Cyber NINJA、只今参上

デジタル社会の世相をNINJAの視点で紐解きます。

人工知能の定義論

 人工知能については過去に何度もブームがあり、多くの研究者がその高度化と実用化に向け努力した。しかし10年ほど前までは、「ちょっと変わったプログラミング技法」の領域を超えることはなかった。それは技術的な問題もあったし、何に使うかという応用分野の決め手がなかったことにも起因する。

 

 しかし今では囲碁・将棋の世界に、AI以前と以後で「定跡」が変わってしまうほどのインパクトを与えている。確かにルールが決まっていて、マギレのないゲームではこの技術は十二分にその能力を活かせる。

 

 ただその応用分野が広がりを見せるようになって、別の危惧も生まれてきた。
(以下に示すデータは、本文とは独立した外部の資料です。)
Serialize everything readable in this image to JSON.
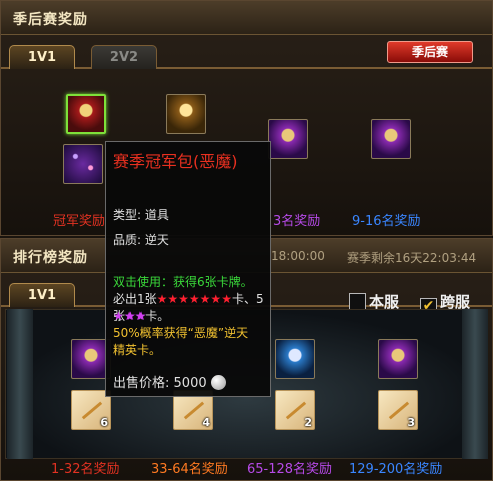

AIを悪用されてはたまらないという意見だ。現実にIBMMicrosoftらは、AI顔認識技術を(昨今敵役の)米国警察に提供するのを止めている。以前から、AIに倫理を求める声もあって、開発者も利用者も十分に「説明責任」を果たすようように特に欧州方面から厳しい目が向けられている。

 

        f:id:nicky-akira:20200628104547j:plain

 

 そこで問題となってくるのが、AI:人工知能の定義である。普通のプログラム・システムには倫理や説明責任を求めないのなら、自分のシステムはAIではないと言い逃れるヤカラが出てくるかもしれない。これがAIかそうでないか、仮に裁判で争うようになったら、AIの定義でコンセンサスがないと判決はバラバラになってしまう。

 

 これに詳しい人から、AIの定義に関する現状を聞いた。現時点では、

 

Capability of a functional unit to perform functions that are generally associated with human intelligence such as reasoning and learning

 

一般的に推論や学習などの人間の知能に関連する機能を実行する機能ユニットの機能

 

 というのが一般的らしい。ただこれは1995年ころからの定義で、時代遅れではないかとISOでは次のような案が出ている。

 

Capability of an engineered system to acquire, process and apply knowledge and skills

知識とスキルを取得、処理、適用するための設計されたシステムの機能

 

 これでは不十分だと、EUのAI高度専門家会合では非常に長い(100語以上)の定義を持ち出しているが、さすがに長すぎるとして賛同を得られていない。この動向は、少し注目しておいた方がいいですね。いろいろ縛りが多くなりそうなAIシステムの開発・運用にあたる人たちは特に・・・。